Deploying MongoDB Operator on an EKS Cluster with Helm and Deploying a MongoDB Cluster
In Kubernetes, Operator is a tool for automating the management of applications and infrastructure.MongoDB Operator makes it easier to manage MongoDB clusters on a Kubernetes cluster. This article describes how to deploy MongoDB Operator on an Amazon EKS (Elastic Kubernetes Service) cluster using Helm and deploy a MongoDB cluster using the Operator.
Preparation
Before you begin, make sure you have the following environments ready:
- an installed and configured Amazon EKS cluster.
- an installed Helm (version 3 and above). 3. an installed and configured Amazon EKS cluster.
- an installed and configured
kubectl
command-line tool.
Refer to the documentation
Step 1: Install MongoDB Operator
First, we need to install MongoDB Operator using Helm. MongoDB provides a Helm chart that makes it easy to deploy MongoDB Operator in a Kubernetes cluster.
- Add the MongoDB Helm repository:
helm repo add mongodb https://mongodb.github.io/helm-charts
helm repo update
- Install MongoDB Operator using Helm:
helm install mongodb-operator mongodb/community-operator --set operator.watchNamespace="mongodb" --namespace mongodb --create-namespace
This command installs MongoDB Operator in the mongodb
namespace; if you want to use another namespace, modify the command accordingly. -set operator.watchNamespace="mongodb"
for the namespace that Operator should watch.
Step 2: Deploying the MongoDB Cluster
Once MongoDB Operator is installed, we can use it to deploy a MongoDB cluster.
- Create a MongoDB Custom Resource (CR) file (e.g.
mongodb-cluster.yaml
):
---
apiVersion: mongodbcommunity.mongodb.com/v1
kind: MongoDBCommunity
metadata:
name: mongodb
namespace: mongodb
spec:
members: 2
arbiters: 1
type: ReplicaSet
version: "6.0.5"
security:
authentication:
modes: ["SCRAM"]
users:
- name: greatway
db: admin
passwordSecretRef: # a reference to the secret that will be used to generate the user's password
name: mongodb-password
roles:
- name: clusterAdmin
db: admin
- name: userAdminAnyDatabase
db: admin
scramCredentialsSecretName: mongodb-scram
additionalMongodConfig:
storage.wiredTiger.engineConfig.journalCompressor: zlib
statefulSet:
spec:
selector:
matchLabels:
app.kubernetes.io/name: mongodb
template:
metadata:
# label the pod which is used by the "labelSelector" in podAntiAffinty
# you can label it witch some other labels as well -- make sure it change the podAntiAffinity labelselector accordingly
labels:
app.kubernetes.io/name: mongodb
spec:
tolerations:
- key: "role"
operator: "Equal"
value: "middleware"
effect: "NoSchedule"
affinity:
podAntiAffinity:
preferredDuringSchedulingIgnoredDuringExecution:
- weight: 100
podAffinityTerm:
labelSelector:
matchExpressions:
- key: app.kubernetes.io/name
operator: In
values:
- mongodb
topologyKey: kubernetes.io/hostname
volumeClaimTemplates:
- metadata:
name: data-volume
spec:
accessModes: ["ReadWriteOnce"]
storageClassName: gp3
resources:
requests:
storage: 16G
- metadata:
name: logs-volume
spec:
accessModes: [ "ReadWriteOnce" ]
storageClassName: gp3
resources:
requests:
storage: 2G
# the user credentials will be generated from this secret
# once the credentials are generated, this secret is no longer required
---
apiVersion: v1
kind: Secret
metadata:
name: mongodb-password
namespace: mongodb
type: Opaque
stringData:
password: ursYCnELB36S73lk
In this file, we define a MongoDB cluster named mongodb
with 2 members, 1 arbiter, using MongoDB version 6.0.5 with persistent storage enabled.

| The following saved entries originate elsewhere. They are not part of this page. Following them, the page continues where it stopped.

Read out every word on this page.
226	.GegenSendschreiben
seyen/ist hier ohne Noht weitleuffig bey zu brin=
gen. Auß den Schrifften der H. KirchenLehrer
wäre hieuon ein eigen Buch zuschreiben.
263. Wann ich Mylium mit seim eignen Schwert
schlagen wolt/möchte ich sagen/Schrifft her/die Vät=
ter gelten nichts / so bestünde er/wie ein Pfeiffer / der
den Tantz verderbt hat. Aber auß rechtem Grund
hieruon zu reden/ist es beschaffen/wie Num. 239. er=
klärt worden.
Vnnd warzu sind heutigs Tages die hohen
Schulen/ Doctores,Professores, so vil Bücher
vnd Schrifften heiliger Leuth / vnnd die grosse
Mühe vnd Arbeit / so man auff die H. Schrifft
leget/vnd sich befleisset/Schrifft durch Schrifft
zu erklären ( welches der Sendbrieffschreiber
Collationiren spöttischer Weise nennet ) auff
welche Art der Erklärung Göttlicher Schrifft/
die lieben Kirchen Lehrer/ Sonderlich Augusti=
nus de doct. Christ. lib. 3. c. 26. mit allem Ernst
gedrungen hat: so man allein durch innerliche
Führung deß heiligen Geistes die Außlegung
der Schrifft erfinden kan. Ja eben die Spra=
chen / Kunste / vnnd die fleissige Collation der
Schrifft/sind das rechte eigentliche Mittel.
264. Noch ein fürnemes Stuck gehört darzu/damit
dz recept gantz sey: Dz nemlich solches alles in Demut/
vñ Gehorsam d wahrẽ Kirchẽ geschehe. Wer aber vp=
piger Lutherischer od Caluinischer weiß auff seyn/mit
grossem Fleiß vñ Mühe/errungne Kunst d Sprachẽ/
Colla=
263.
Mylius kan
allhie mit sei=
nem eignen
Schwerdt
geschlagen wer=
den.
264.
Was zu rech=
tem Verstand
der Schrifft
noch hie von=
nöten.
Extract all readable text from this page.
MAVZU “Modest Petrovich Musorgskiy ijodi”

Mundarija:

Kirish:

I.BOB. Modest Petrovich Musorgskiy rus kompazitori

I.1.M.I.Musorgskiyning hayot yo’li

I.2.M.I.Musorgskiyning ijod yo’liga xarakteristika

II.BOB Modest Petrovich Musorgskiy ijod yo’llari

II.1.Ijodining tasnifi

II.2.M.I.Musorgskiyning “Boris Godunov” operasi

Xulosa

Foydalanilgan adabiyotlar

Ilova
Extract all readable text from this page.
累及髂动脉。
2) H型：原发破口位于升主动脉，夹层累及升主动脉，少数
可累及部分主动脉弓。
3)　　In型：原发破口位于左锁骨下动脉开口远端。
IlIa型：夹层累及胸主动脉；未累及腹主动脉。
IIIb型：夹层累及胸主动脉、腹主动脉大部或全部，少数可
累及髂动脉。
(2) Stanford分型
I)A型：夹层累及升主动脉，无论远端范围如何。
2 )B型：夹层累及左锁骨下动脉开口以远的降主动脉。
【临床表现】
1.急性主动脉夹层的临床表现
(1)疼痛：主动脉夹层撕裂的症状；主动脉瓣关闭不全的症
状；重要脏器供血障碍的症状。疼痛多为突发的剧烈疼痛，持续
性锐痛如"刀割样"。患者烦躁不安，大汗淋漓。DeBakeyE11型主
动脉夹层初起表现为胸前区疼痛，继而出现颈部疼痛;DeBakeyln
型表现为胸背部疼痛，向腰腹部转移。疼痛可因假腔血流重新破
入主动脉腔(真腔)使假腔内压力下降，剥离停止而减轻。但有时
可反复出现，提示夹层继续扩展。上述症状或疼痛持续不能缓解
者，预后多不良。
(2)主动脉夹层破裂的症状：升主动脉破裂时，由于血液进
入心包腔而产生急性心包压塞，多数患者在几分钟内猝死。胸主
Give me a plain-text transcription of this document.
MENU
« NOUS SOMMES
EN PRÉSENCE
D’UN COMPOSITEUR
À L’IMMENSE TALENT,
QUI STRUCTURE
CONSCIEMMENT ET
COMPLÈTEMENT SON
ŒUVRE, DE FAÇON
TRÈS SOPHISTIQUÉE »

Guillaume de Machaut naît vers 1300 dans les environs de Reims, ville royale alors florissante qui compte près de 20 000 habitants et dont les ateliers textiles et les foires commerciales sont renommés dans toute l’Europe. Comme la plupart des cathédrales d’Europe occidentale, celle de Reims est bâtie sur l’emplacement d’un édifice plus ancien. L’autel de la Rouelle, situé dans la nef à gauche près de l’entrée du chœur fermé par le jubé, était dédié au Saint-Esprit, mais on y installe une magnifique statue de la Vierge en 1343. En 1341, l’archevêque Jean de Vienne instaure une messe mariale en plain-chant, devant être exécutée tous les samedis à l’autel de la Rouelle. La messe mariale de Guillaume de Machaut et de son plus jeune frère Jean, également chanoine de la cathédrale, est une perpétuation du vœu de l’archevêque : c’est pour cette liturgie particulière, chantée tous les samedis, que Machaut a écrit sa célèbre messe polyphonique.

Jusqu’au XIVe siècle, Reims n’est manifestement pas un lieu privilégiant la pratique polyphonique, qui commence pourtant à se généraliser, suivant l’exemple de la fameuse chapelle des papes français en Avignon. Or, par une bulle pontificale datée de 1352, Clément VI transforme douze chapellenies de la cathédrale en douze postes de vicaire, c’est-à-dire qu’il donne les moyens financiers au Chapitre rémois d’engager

- Apply the MongoDB CR file to deploy the MongoDB cluster:
kubectl apply -f mongodb-cluster.yaml
This command creates a MongoDB cluster in the mongodb
namespace.
Step 3: Verify the MongoDB Cluster
To verify that the MongoDB cluster was successfully deployed, perform the following steps:
- View the Pod status of the MongoDB Operator and the MongoDB cluster:
kubectl get pods -n mongodb
You should see that both the MongoDB Operator’s pod and the MongoDB cluster’s pod are in the Running
state.
- View the services of the MongoDB cluster:
kubectl get svc -n mongodb
``
You should see the services associated with the MongoDB cluster.
## Summary
With the above steps, we have successfully deployed a MongoDB Operator on an Amazon EKS cluster using Helm and deployed a MongoDB cluster using that Operator. This allowed us to more easily manage and scale our MongoDB cluster while leveraging the power of Kubernetes to ensure high availability and scalability.